Did you see any noticeable slowdown?
Would this approach work for PE?
Did you see any noticeable slowdown?
It did not become measurably slower.
Would this approach work for PE?
I think something similar could work; I will look into it.
So this PR now
I would like to suggest that we merge this PR with the three features above included and that I open a separate PR for adding random read pair selection for paired-end reads (so as not to make the discussion here too long).

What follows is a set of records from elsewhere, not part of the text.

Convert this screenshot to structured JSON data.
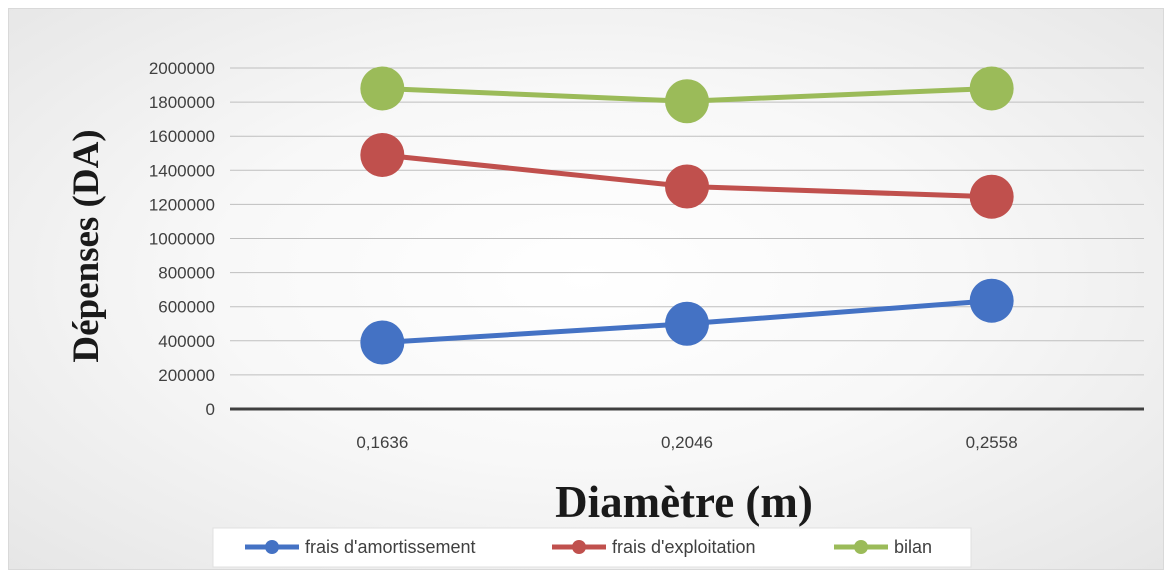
{
  "chart_data": {
    "type": "line",
    "categories": [
      "0,1636",
      "0,2046",
      "0,2558"
    ],
    "series": [
      {
        "name": "frais d'amortissement",
        "color": "#4472c4",
        "values": [
          390000,
          500000,
          635000
        ]
      },
      {
        "name": "frais d'exploitation",
        "color": "#c0504d",
        "values": [
          1490000,
          1305000,
          1245000
        ]
      },
      {
        "name": "bilan",
        "color": "#9bbb59",
        "values": [
          1880000,
          1805000,
          1880000
        ]
      }
    ],
    "y_ticks": [
      "0",
      "200000",
      "400000",
      "600000",
      "800000",
      "1000000",
      "1200000",
      "1400000",
      "1600000",
      "1800000",
      "2000000"
    ],
    "ylim": [
      0,
      2000000
    ],
    "xlabel": "Diamètre (m)",
    "ylabel": "Dépenses (DA)",
    "grid": true,
    "legend_position": "bottom"
  }
}
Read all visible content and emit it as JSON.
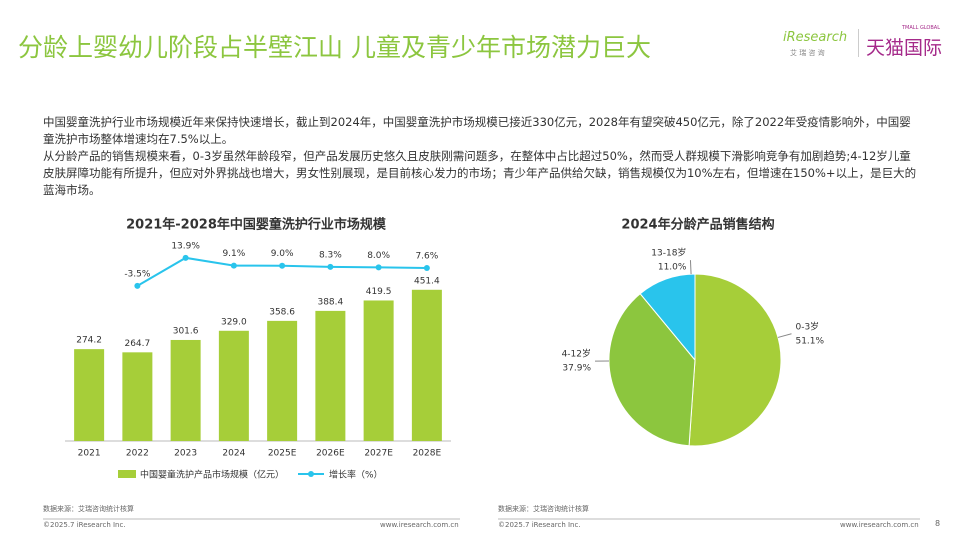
{
  "header": {
    "title": "分龄上婴幼儿阶段占半壁江山 儿童及青少年市场潜力巨大",
    "logo": "iResearch",
    "logo_sub": "艾 瑞 咨 询",
    "brand": "天猫国际",
    "brand_sub": "TMALL GLOBAL"
  },
  "body": {
    "paragraphs": [
      "中国婴童洗护行业市场规模近年来保持快速增长，截止到2024年，中国婴童洗护市场规模已接近330亿元，2028年有望突破450亿元，除了2022年受疫情影响外，中国婴童洗护市场整体增速均在7.5%以上。",
      "从分龄产品的销售规模来看，0-3岁虽然年龄段窄，但产品发展历史悠久且皮肤刚需问题多，在整体中占比超过50%，然而受人群规模下滑影响竞争有加剧趋势;4-12岁儿童皮肤屏障功能有所提升，但应对外界挑战也增大，男女性别展现，是目前核心发力的市场；青少年产品供给欠缺，销售规模仅为10%左右，但增速在150%+以上，是巨大的蓝海市场。"
    ]
  },
  "chart_data": [
    {
      "type": "bar",
      "title": "2021年-2028年中国婴童洗护行业市场规模",
      "categories": [
        "2021",
        "2022",
        "2023",
        "2024",
        "2025E",
        "2026E",
        "2027E",
        "2028E"
      ],
      "series": [
        {
          "name": "中国婴童洗护产品市场规模（亿元）",
          "color": "#a6ce39",
          "type": "bar",
          "values": [
            274.2,
            264.7,
            301.6,
            329,
            358.6,
            388.4,
            419.5,
            451.4
          ],
          "value_labels": [
            "274.2",
            "264.7",
            "301.6",
            "329.0",
            "358.6",
            "388.4",
            "419.5",
            "451.4"
          ]
        },
        {
          "name": "增长率（%）",
          "color": "#29c4ec",
          "type": "line",
          "axis": "y2",
          "values": [
            null,
            -3.5,
            13.9,
            9.1,
            9.0,
            8.3,
            8.0,
            7.6
          ],
          "value_labels": [
            null,
            "-3.5%",
            "13.9%",
            "9.1%",
            "9.0%",
            "8.3%",
            "8.0%",
            "7.6%"
          ]
        }
      ],
      "ylim": [
        0,
        600
      ],
      "y2lim": [
        -100,
        25
      ],
      "legend": "bottom"
    },
    {
      "type": "pie",
      "title": "2024年分龄产品销售结构",
      "categories": [
        "0-3岁",
        "4-12岁",
        "13-18岁"
      ],
      "values": [
        51.1,
        37.9,
        11
      ],
      "value_labels": [
        "51.1%",
        "37.9%",
        "11.0%"
      ],
      "colors": [
        "#a6ce39",
        "#8cc63e",
        "#29c4ec"
      ]
    }
  ],
  "footer": {
    "source": "数据来源：艾瑞咨询统计核算",
    "copyright": "©2025.7 iResearch Inc.",
    "url": "www.iresearch.com.cn",
    "page": "8"
  }
}
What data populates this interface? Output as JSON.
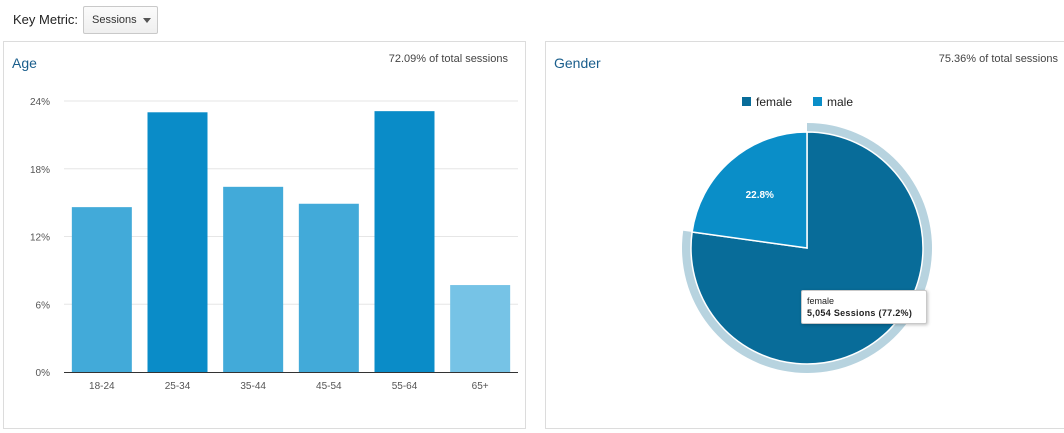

Awesome! Approved to merge.
This is an alternative to #360 that works by shuffling the top NAMs that have the same score as the best one.
See #359
samdiff.py
outputs this when comparing to main:The high number of reads that get the same alignment score before and after is a sign that this works as intended. There are some reads that get a different score, but this is as expected and the price to pay for this faster variant that only shuffles the NAMs.
Accuracy changes in an unremarkable way (I ran this comparison only on a subset of the datasets):
Average difference se: -0.0015
We don’t have a way at the moment to test whether this results in the intended outcome, that is, whether locations for multimappers are less biased.